ATIS and the SIP Forum have published a Study of Full Attestation Alternatives for Enterprises and Business Entities with Multi-Homing and Other Arrangements. This study identified three alternative methods for enterprise callers to achieve full attestation with least cost routing:

  1. Delegate certificates
  2. Telephone number letter of authorization exchange
  3. Central telephone number database

Delegate certificates

We have described delegate certificates more thoroughly in a whitepaper.
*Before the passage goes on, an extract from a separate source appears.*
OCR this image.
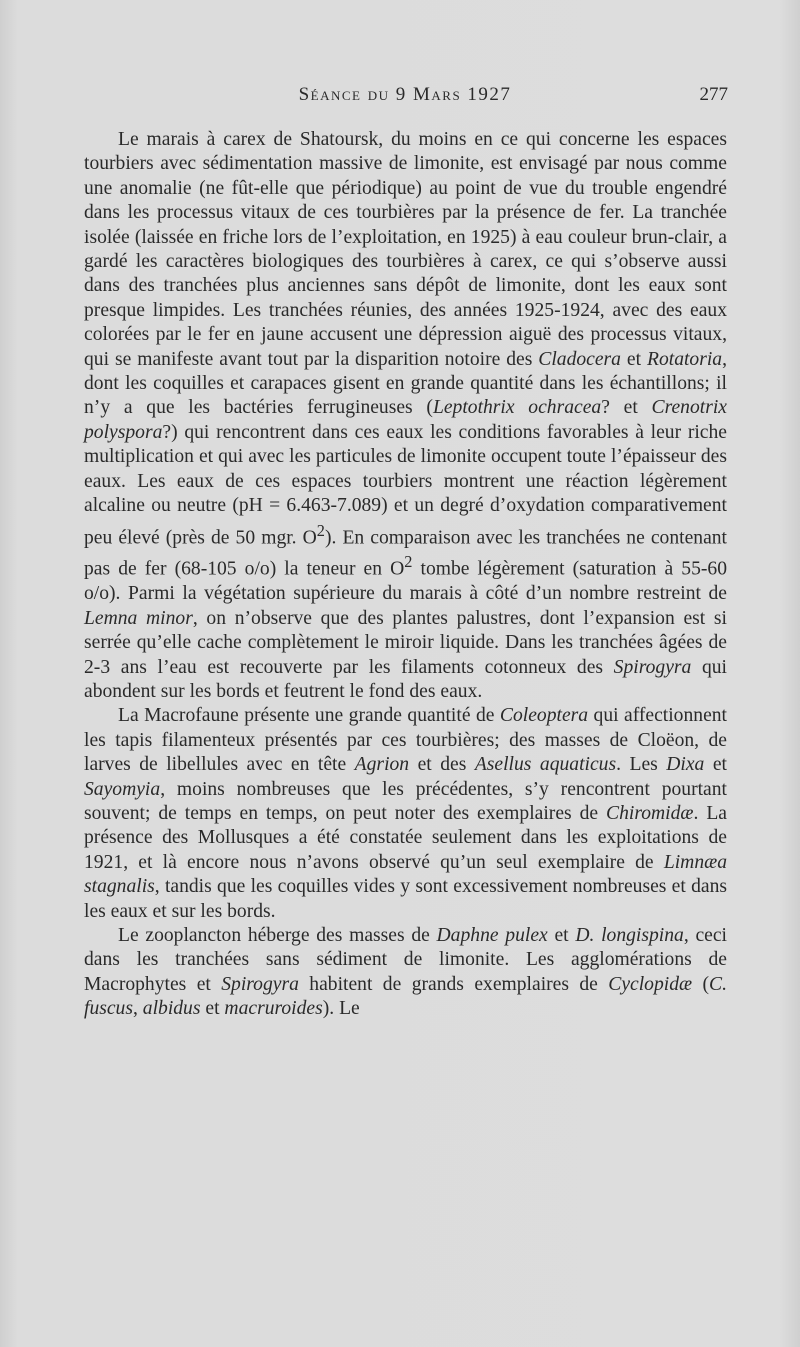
Séance du 9 Mars 1927	277

Le marais à carex de Shatoursk, du moins en ce qui concerne les espaces tourbiers avec sédimentation massive de limonite, est envisagé par nous comme une anomalie (ne fût-elle que périodique) au point de vue du trouble engendré dans les processus vitaux de ces tourbières par la présence de fer. La tranchée isolée (laissée en friche lors de l’exploitation, en 1925) à eau couleur brun-clair, a gardé les caractères biologiques des tourbières à carex, ce qui s’observe aussi dans des tranchées plus anciennes sans dépôt de limonite, dont les eaux sont presque limpides. Les tranchées réunies, des années 1925-1924, avec des eaux colorées par le fer en jaune accusent une dépression aiguë des processus vitaux, qui se manifeste avant tout par la disparition notoire des Cladocera et Rotatoria, dont les coquilles et carapaces gisent en grande quantité dans les échantillons; il n’y a que les bactéries ferrugineuses (Leptothrix ochracea? et Crenotrix polyspora?) qui rencontrent dans ces eaux les conditions favorables à leur riche multiplication et qui avec les particules de limonite occupent toute l’épaisseur des eaux. Les eaux de ces espaces tourbiers montrent une réaction légèrement alcaline ou neutre (pH = 6.463-7.089) et un degré d’oxydation comparativement peu élevé (près de 50 mgr. $O^2$). En comparaison avec les tranchées ne contenant pas de fer (68-105 o/o) la teneur en $O^2$ tombe légèrement (saturation à 55-60 o/o). Parmi la végétation supérieure du marais à côté d’un nombre restreint de Lemna minor, on n’observe que des plantes palustres, dont l’expansion est si serrée qu’elle cache complètement le miroir liquide. Dans les tranchées âgées de 2-3 ans l’eau est recouverte par les filaments cotonneux des Spirogyra qui abondent sur les bords et feutrent le fond des eaux.

La Macrofaune présente une grande quantité de Coleoptera qui affectionnent les tapis filamenteux présentés par ces tourbières; des masses de Cloëon, de larves de libellules avec en tête Agrion et des Asellus aquaticus. Les Dixa et Sayomyia, moins nombreuses que les précédentes, s’y rencontrent pourtant souvent; de temps en temps, on peut noter des exemplaires de Chiromidæ. La présence des Mollusques a été constatée seulement dans les exploitations de 1921, et là encore nous n’avons observé qu’un seul exemplaire de Limnæa stagnalis, tandis que les coquilles vides y sont excessivement nombreuses et dans les eaux et sur les bords.

Le zooplancton héberge des masses de Daphne pulex et D. longispina, ceci dans les tranchées sans sédiment de limonite. Les agglomérations de Macrophytes et Spirogyra habitent de grands exemplaires de Cyclopidæ (C. fuscus, albidus et macruroides). Le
The essential feature of delegate certificates is that the process enables a telephone number service provider to issue a delegate certificate to a VoiP entity.

Delegate certificates extend chain of trust

delegate certificate flowchart interaction between entities

With delegate certificates:

  1. The TN provider issues a delegate certificate to the VoIP Entity to cover the number(s) issued.
  2. The VoIP Entity creates a base PASSporT signed with the delegate certificate.
  3. The OSP has two options:
    1. Verify the base PASSporT with the delegate certificate and use that as justification to create a SHAKEN PASSporT with full authentication.
    2. Leave the signed base PASSporT in the call.
  4. The terminating service provider would verify the STIR/SHAKEN information using the STIR/SHAKEN information provided with the call.

Advantages: Extends the certificate chain of trust using PKI methods
Disadvantages: Uncertain whether all providers will participate

TN Letter of Authorization

With this approach, letters of authorization would be exchanged as an administrative procedure offline, in advance of call traffic. OSPs would use these letters as justification for attestation.

Advantages: Low-tech approach
Disadvantages: Administrative burden

Central TN Database

With this approach, a central authority maintains a database where TN number providers send information about numbers they’ve issued. Relying parties would query the database to determine attestation.

Advantages: No stacking of identity headers is required and there are no precedence/interop issues
Disadvantages: Doesn’t use PKI, so spoofing is possible.